Im trying to go by the saying that the only stupid question is the one not being asked here...so please bear with me here.

I want to use ultrabright leds to make a flashlight. I was trying my hand with just one led and I wonder at the results:
Power supply: 3 AA batteries. Measured voltage was 4.6 volts
My led works at 3.6 volts and a current of 20 mA.
I have used a LED calculator and it said I need a 56 ohm resistor.
I ve measured and put the resistor up, hooked everything up and measured the current across the LED and I got to 3.0 volts.
Problem is that math/physics dont make sense here: resistance=voltage drop/current. I got a voltage drop of 1.6 (4.6-3.0) by using a resistor of 56 ohms which leads me to the conclusion that the led is getting 28 mA instead of the 20 mA (which was planned). I cant measure mAs with my digital multimeter so I cannot check that for sure.
What am I missing??
/ubbthreads/images/graemlins/mad.gif

Have you considered the internal resistance of the batteries, the resistance of the meter, and the resistance of the 6 connections? You're only missing 24 ohms between actual and theoretical, I think.

there are many factors involved. First unless you measure the resistor it could be as much as 10% off, next the actual Vf of the LED can vary some also from 3.6 to 3.2-4.0 I have one white LED that was in a light I thought went bad but the Vf just was too high to work with the others. I am unsure why your DMM cannot measure milliamps, most of them can unless you blew the fuse inside of it somehow.

Also 28ma on a white LED isn't that bad, it is overdriving it but it should last a few thousand hours at that rate I figure AND when the batteries start sagging and dying it will continue to put more light out at lower voltages.

Measure the *voltage* across the resistor and trust Ohm's Law. Current (in the LED, as everywhere in the series circuit) is that measured voltage (in volts) divided by 56 ohms (answer in amps).

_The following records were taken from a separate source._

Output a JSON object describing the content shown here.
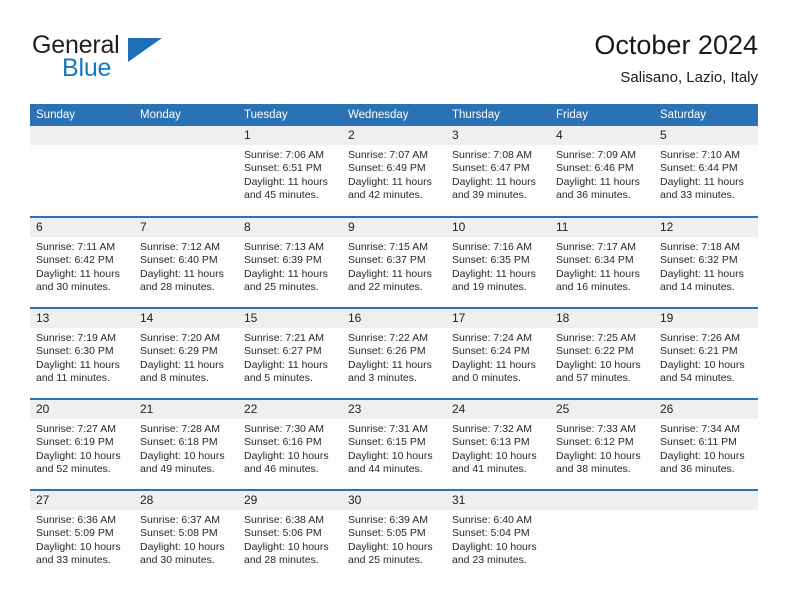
{
  "brand": {
    "word_one": "General",
    "word_two": "Blue",
    "triangle_icon": "triangle-icon",
    "accent_blue": "#1479bd",
    "header_blue": "#2b72b4"
  },
  "header": {
    "title": "October 2024",
    "subtitle": "Salisano, Lazio, Italy"
  },
  "calendar": {
    "weekday_headers": [
      "Sunday",
      "Monday",
      "Tuesday",
      "Wednesday",
      "Thursday",
      "Friday",
      "Saturday"
    ],
    "weeks": [
      [
        {
          "day": "",
          "sunrise": "",
          "sunset": "",
          "daylight": ""
        },
        {
          "day": "",
          "sunrise": "",
          "sunset": "",
          "daylight": ""
        },
        {
          "day": "1",
          "sunrise": "Sunrise: 7:06 AM",
          "sunset": "Sunset: 6:51 PM",
          "daylight": "Daylight: 11 hours and 45 minutes."
        },
        {
          "day": "2",
          "sunrise": "Sunrise: 7:07 AM",
          "sunset": "Sunset: 6:49 PM",
          "daylight": "Daylight: 11 hours and 42 minutes."
        },
        {
          "day": "3",
          "sunrise": "Sunrise: 7:08 AM",
          "sunset": "Sunset: 6:47 PM",
          "daylight": "Daylight: 11 hours and 39 minutes."
        },
        {
          "day": "4",
          "sunrise": "Sunrise: 7:09 AM",
          "sunset": "Sunset: 6:46 PM",
          "daylight": "Daylight: 11 hours and 36 minutes."
        },
        {
          "day": "5",
          "sunrise": "Sunrise: 7:10 AM",
          "sunset": "Sunset: 6:44 PM",
          "daylight": "Daylight: 11 hours and 33 minutes."
        }
      ],
      [
        {
          "day": "6",
          "sunrise": "Sunrise: 7:11 AM",
          "sunset": "Sunset: 6:42 PM",
          "daylight": "Daylight: 11 hours and 30 minutes."
        },
        {
          "day": "7",
          "sunrise": "Sunrise: 7:12 AM",
          "sunset": "Sunset: 6:40 PM",
          "daylight": "Daylight: 11 hours and 28 minutes."
        },
        {
          "day": "8",
          "sunrise": "Sunrise: 7:13 AM",
          "sunset": "Sunset: 6:39 PM",
          "daylight": "Daylight: 11 hours and 25 minutes."
        },
        {
          "day": "9",
          "sunrise": "Sunrise: 7:15 AM",
          "sunset": "Sunset: 6:37 PM",
          "daylight": "Daylight: 11 hours and 22 minutes."
        },
        {
          "day": "10",
          "sunrise": "Sunrise: 7:16 AM",
          "sunset": "Sunset: 6:35 PM",
          "daylight": "Daylight: 11 hours and 19 minutes."
        },
        {
          "day": "11",
          "sunrise": "Sunrise: 7:17 AM",
          "sunset": "Sunset: 6:34 PM",
          "daylight": "Daylight: 11 hours and 16 minutes."
        },
        {
          "day": "12",
          "sunrise": "Sunrise: 7:18 AM",
          "sunset": "Sunset: 6:32 PM",
          "daylight": "Daylight: 11 hours and 14 minutes."
        }
      ],
      [
        {
          "day": "13",
          "sunrise": "Sunrise: 7:19 AM",
          "sunset": "Sunset: 6:30 PM",
          "daylight": "Daylight: 11 hours and 11 minutes."
        },
        {
          "day": "14",
          "sunrise": "Sunrise: 7:20 AM",
          "sunset": "Sunset: 6:29 PM",
          "daylight": "Daylight: 11 hours and 8 minutes."
        },
        {
          "day": "15",
          "sunrise": "Sunrise: 7:21 AM",
          "sunset": "Sunset: 6:27 PM",
          "daylight": "Daylight: 11 hours and 5 minutes."
        },
        {
          "day": "16",
          "sunrise": "Sunrise: 7:22 AM",
          "sunset": "Sunset: 6:26 PM",
          "daylight": "Daylight: 11 hours and 3 minutes."
        },
        {
          "day": "17",
          "sunrise": "Sunrise: 7:24 AM",
          "sunset": "Sunset: 6:24 PM",
          "daylight": "Daylight: 11 hours and 0 minutes."
        },
        {
          "day": "18",
          "sunrise": "Sunrise: 7:25 AM",
          "sunset": "Sunset: 6:22 PM",
          "daylight": "Daylight: 10 hours and 57 minutes."
        },
        {
          "day": "19",
          "sunrise": "Sunrise: 7:26 AM",
          "sunset": "Sunset: 6:21 PM",
          "daylight": "Daylight: 10 hours and 54 minutes."
        }
      ],
      [
        {
          "day": "20",
          "sunrise": "Sunrise: 7:27 AM",
          "sunset": "Sunset: 6:19 PM",
          "daylight": "Daylight: 10 hours and 52 minutes."
        },
        {
          "day": "21",
          "sunrise": "Sunrise: 7:28 AM",
          "sunset": "Sunset: 6:18 PM",
          "daylight": "Daylight: 10 hours and 49 minutes."
        },
        {
          "day": "22",
          "sunrise": "Sunrise: 7:30 AM",
          "sunset": "Sunset: 6:16 PM",
          "daylight": "Daylight: 10 hours and 46 minutes."
        },
        {
          "day": "23",
          "sunrise": "Sunrise: 7:31 AM",
          "sunset": "Sunset: 6:15 PM",
          "daylight": "Daylight: 10 hours and 44 minutes."
        },
        {
          "day": "24",
          "sunrise": "Sunrise: 7:32 AM",
          "sunset": "Sunset: 6:13 PM",
          "daylight": "Daylight: 10 hours and 41 minutes."
        },
        {
          "day": "25",
          "sunrise": "Sunrise: 7:33 AM",
          "sunset": "Sunset: 6:12 PM",
          "daylight": "Daylight: 10 hours and 38 minutes."
        },
        {
          "day": "26",
          "sunrise": "Sunrise: 7:34 AM",
          "sunset": "Sunset: 6:11 PM",
          "daylight": "Daylight: 10 hours and 36 minutes."
        }
      ],
      [
        {
          "day": "27",
          "sunrise": "Sunrise: 6:36 AM",
          "sunset": "Sunset: 5:09 PM",
          "daylight": "Daylight: 10 hours and 33 minutes."
        },
        {
          "day": "28",
          "sunrise": "Sunrise: 6:37 AM",
          "sunset": "Sunset: 5:08 PM",
          "daylight": "Daylight: 10 hours and 30 minutes."
        },
        {
          "day": "29",
          "sunrise": "Sunrise: 6:38 AM",
          "sunset": "Sunset: 5:06 PM",
          "daylight": "Daylight: 10 hours and 28 minutes."
        },
        {
          "day": "30",
          "sunrise": "Sunrise: 6:39 AM",
          "sunset": "Sunset: 5:05 PM",
          "daylight": "Daylight: 10 hours and 25 minutes."
        },
        {
          "day": "31",
          "sunrise": "Sunrise: 6:40 AM",
          "sunset": "Sunset: 5:04 PM",
          "daylight": "Daylight: 10 hours and 23 minutes."
        },
        {
          "day": "",
          "sunrise": "",
          "sunset": "",
          "daylight": ""
        },
        {
          "day": "",
          "sunrise": "",
          "sunset": "",
          "daylight": ""
        }
      ]
    ]
  }
}
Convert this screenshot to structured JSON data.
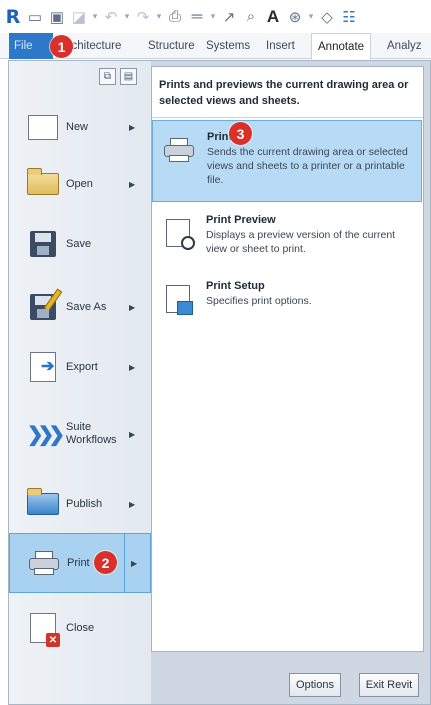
{
  "quick_access": {
    "items": [
      {
        "icon": "revit-logo-icon",
        "glyph": "R"
      },
      {
        "icon": "open-icon",
        "glyph": "▭"
      },
      {
        "icon": "save-icon",
        "glyph": "▣"
      },
      {
        "icon": "sync-icon",
        "glyph": "◪"
      },
      {
        "icon": "undo-icon",
        "glyph": "↶"
      },
      {
        "icon": "redo-icon",
        "glyph": "↷"
      },
      {
        "icon": "print-icon",
        "glyph": "⎙"
      },
      {
        "icon": "measure-icon",
        "glyph": "═"
      },
      {
        "icon": "dimension-icon",
        "glyph": "↗"
      },
      {
        "icon": "tag-icon",
        "glyph": "⌕"
      },
      {
        "icon": "text-icon",
        "glyph": "A"
      },
      {
        "icon": "3d-view-icon",
        "glyph": "⊛"
      },
      {
        "icon": "section-icon",
        "glyph": "◇"
      },
      {
        "icon": "thin-lines-icon",
        "glyph": "☷"
      }
    ]
  },
  "ribbon": {
    "tabs": [
      {
        "label": "File"
      },
      {
        "label": "Architecture"
      },
      {
        "label": "Structure"
      },
      {
        "label": "Systems"
      },
      {
        "label": "Insert"
      },
      {
        "label": "Annotate"
      },
      {
        "label": "Analyz"
      }
    ],
    "active_tab": "Annotate"
  },
  "badges": {
    "one": "1",
    "two": "2",
    "three": "3"
  },
  "app_menu": {
    "items": [
      {
        "label": "New",
        "icon": "new-document-icon",
        "has_submenu": true
      },
      {
        "label": "Open",
        "icon": "open-folder-icon",
        "has_submenu": true
      },
      {
        "label": "Save",
        "icon": "save-icon",
        "has_submenu": false
      },
      {
        "label": "Save As",
        "icon": "save-as-icon",
        "has_submenu": true
      },
      {
        "label": "Export",
        "icon": "export-icon",
        "has_submenu": true
      },
      {
        "label": "Suite Workflows",
        "label_line1": "Suite",
        "label_line2": "Workflows",
        "icon": "suite-workflows-icon",
        "has_submenu": true
      },
      {
        "label": "Publish",
        "icon": "publish-icon",
        "has_submenu": true
      },
      {
        "label": "Print",
        "icon": "printer-icon",
        "has_submenu": true,
        "selected": true
      },
      {
        "label": "Close",
        "icon": "close-document-icon",
        "has_submenu": false
      }
    ]
  },
  "print_panel": {
    "header": "Prints and previews the current drawing area or selected views and sheets.",
    "items": [
      {
        "title": "Print",
        "description": "Sends the current drawing area or selected views and sheets to a printer or a printable file.",
        "icon": "printer-icon",
        "selected": true
      },
      {
        "title": "Print Preview",
        "description": "Displays a preview version of the current view or sheet to print.",
        "icon": "print-preview-icon"
      },
      {
        "title": "Print Setup",
        "description": "Specifies print options.",
        "icon": "print-setup-icon"
      }
    ]
  },
  "footer": {
    "options_label": "Options",
    "exit_label": "Exit Revit"
  },
  "colors": {
    "accent": "#2d78c9",
    "selection": "#a9d2f1",
    "badge": "#d9302a"
  }
}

For the numbers you give, 28 mA.

For sure you didn't "the current across the LED and I got to 3.0 volts.".....

Doug Owen

Thank you for your answers. Ill check that fuse.
As for [ QUOTE ]
Doug Owen said:
For sure you didn't "the current across the LED and I got to 3.0 volts.".....Doug Owen

[/ QUOTE ]
I just put the DMM to volts and then the + and minus directly to the LED terminals. Isnt that the current the LED gets?

That's the voltage drop across the diode, which is independent of current. Voltage will remain roughly the same across a diode in conduction for a wide range of currents. Better to measure the voltage across the resistor; then V/R will reliably give you current, within the tolerance of the resistor and your voltmeter.

OK, I have replaced the fuse and I am now able to measure mAs too (thanks for the idea).
Here are the results, and what I am going to use:
Power supply: 4.5 V (3xAAA)
3 Ultrabright 3.6 V (manufacturer spec.)leds connected in parallel
1 68 Ohm resistor (placed it between the battery and the plus terminals of the LEDs)

I tested this and it works. I was able to measure 58 mA across the resistor. I assume that is split by 3 so I should get just under 20 mA for each of the led.
Does that make sense math wise?
I am asking because its not anywhere close to what the online led calculators tell me (which is like 18 Ohms for the resistor).

Trust ohms law! /ubbthreads/images/graemlins/grin.gif If you get 58mA by measuring voltage drop across your resistor, you should be OK.